Turns out, this is actually a real challenging task for computers - what the eyes perceive as dominant, computers do not and vice-versa. For example, if you draw a small circle on a black board with white chalk, take a picture of it and ask a computer, it will tell you black is the dominant color because it covers most of the pixels. Whereas, any human would tell you the white drawing is the dominant color because it stands out.
There are some ways of guiding the computer to get the color palette you want out of an image, but they are never as accurate. Over the years, I would from time to time, throw a bunch of images at it - ranging from portraits to beautiful flowers from gardens to see how my algorithm would perform and improved it bit by bit. I would say, it is close to 90% accuracy now and I still work on it over the weekends. It has no use cases so far (for me). It just exists as a pure passion project that got me excited about programming such algorithms.
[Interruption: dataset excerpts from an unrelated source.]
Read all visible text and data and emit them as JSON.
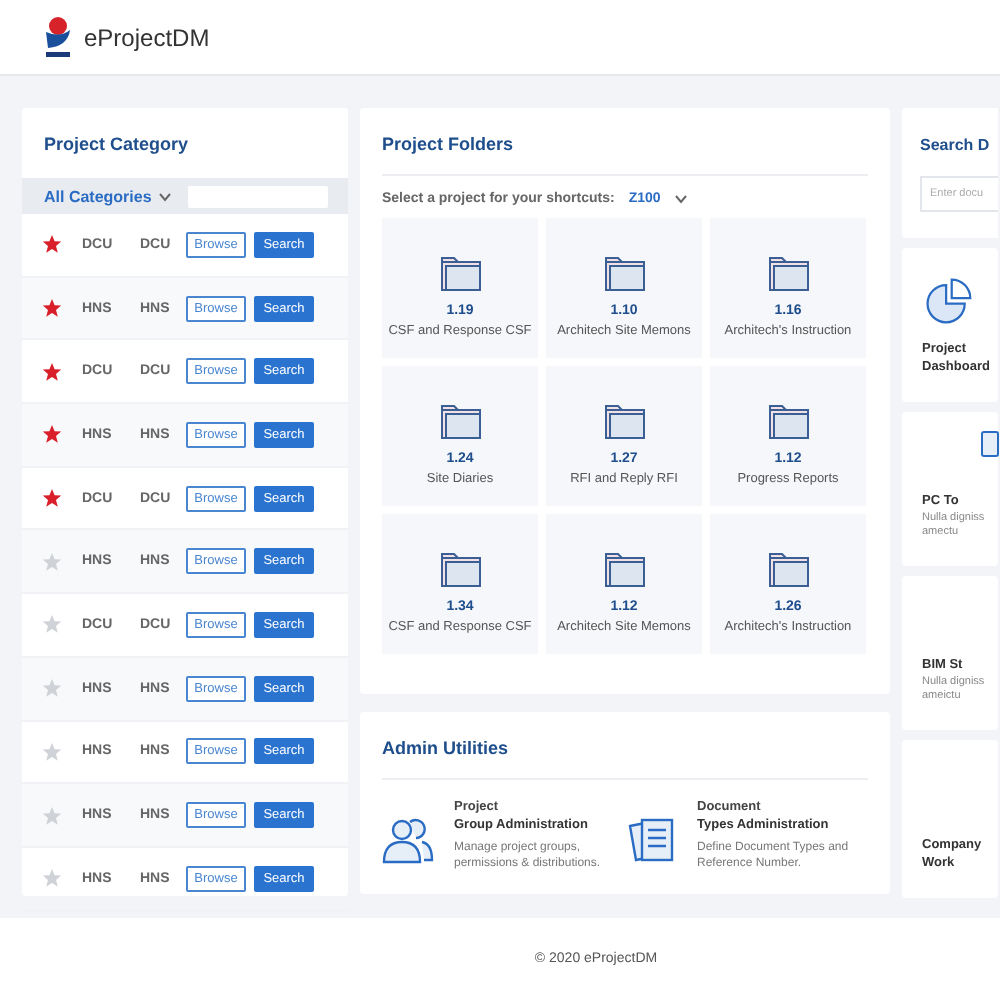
{
  "header": {
    "brand": "eProjectDM"
  },
  "category": {
    "title": "Project Category",
    "filter": "All Categories",
    "rows": [
      {
        "starred": true,
        "code": "DCU",
        "name": "DCU",
        "browse": "Browse",
        "search": "Search"
      },
      {
        "starred": true,
        "code": "HNS",
        "name": "HNS",
        "browse": "Browse",
        "search": "Search"
      },
      {
        "starred": true,
        "code": "DCU",
        "name": "DCU",
        "browse": "Browse",
        "search": "Search"
      },
      {
        "starred": true,
        "code": "HNS",
        "name": "HNS",
        "browse": "Browse",
        "search": "Search"
      },
      {
        "starred": true,
        "code": "DCU",
        "name": "DCU",
        "browse": "Browse",
        "search": "Search"
      },
      {
        "starred": false,
        "code": "HNS",
        "name": "HNS",
        "browse": "Browse",
        "search": "Search"
      },
      {
        "starred": false,
        "code": "DCU",
        "name": "DCU",
        "browse": "Browse",
        "search": "Search"
      },
      {
        "starred": false,
        "code": "HNS",
        "name": "HNS",
        "browse": "Browse",
        "search": "Search"
      },
      {
        "starred": false,
        "code": "HNS",
        "name": "HNS",
        "browse": "Browse",
        "search": "Search"
      },
      {
        "starred": false,
        "code": "HNS",
        "name": "HNS",
        "browse": "Browse",
        "search": "Search"
      },
      {
        "starred": false,
        "code": "HNS",
        "name": "HNS",
        "browse": "Browse",
        "search": "Search"
      }
    ]
  },
  "folders": {
    "title": "Project Folders",
    "prompt": "Select a project for your shortcuts:",
    "project": "Z100",
    "tiles": [
      {
        "number": "1.19",
        "label": "CSF and Response CSF"
      },
      {
        "number": "1.10",
        "label": "Architech Site Memons"
      },
      {
        "number": "1.16",
        "label": "Architech's Instruction"
      },
      {
        "number": "1.24",
        "label": "Site Diaries"
      },
      {
        "number": "1.27",
        "label": "RFI and Reply RFI"
      },
      {
        "number": "1.12",
        "label": "Progress Reports"
      },
      {
        "number": "1.34",
        "label": "CSF and Response CSF"
      },
      {
        "number": "1.12",
        "label": "Architech Site Memons"
      },
      {
        "number": "1.26",
        "label": "Architech's Instruction"
      }
    ]
  },
  "admin": {
    "title": "Admin Utilities",
    "items": [
      {
        "kind": "group",
        "title_top": "Project",
        "title": "Group Administration",
        "description": "Manage project groups, permissions & distributions."
      },
      {
        "kind": "document",
        "title_top": "Document",
        "title": "Types Administration",
        "description": "Define Document Types and Reference Number."
      }
    ]
  },
  "right": {
    "search": {
      "title": "Search D",
      "placeholder": "Enter docu"
    },
    "cards": [
      {
        "kind": "dashboard",
        "title_lines": [
          "Project",
          "Dashboard"
        ]
      },
      {
        "kind": "device",
        "title_lines": [
          "PC To"
        ],
        "lines": [
          "Nulla digniss",
          "amectu"
        ]
      },
      {
        "kind": "plain",
        "title_lines": [
          "BIM St"
        ],
        "lines": [
          "Nulla digniss",
          "ameictu"
        ]
      },
      {
        "kind": "plain",
        "title_lines": [
          "Company",
          "Work"
        ]
      }
    ]
  },
  "footer": "© 2020 eProjectDM"
}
Recently, I did a Fashion degree just out of passion and I realized this code has so much applications for things like making mood boards and color palettes from inspiration boards. However, none of my professors nor fellow students were impressed or saw utility in it because they believed no algorithm can match or replace a true creative process. They are pretty old-school about this, so, there's that. But, they just didn't seem to understand the technical challenge about this seemingly simple task.
However, over the years, I did build an API around this algorithm, kept fine tuning it and even made some marketing material for it. For no purpose other than reminding myself of why I am excited about programming.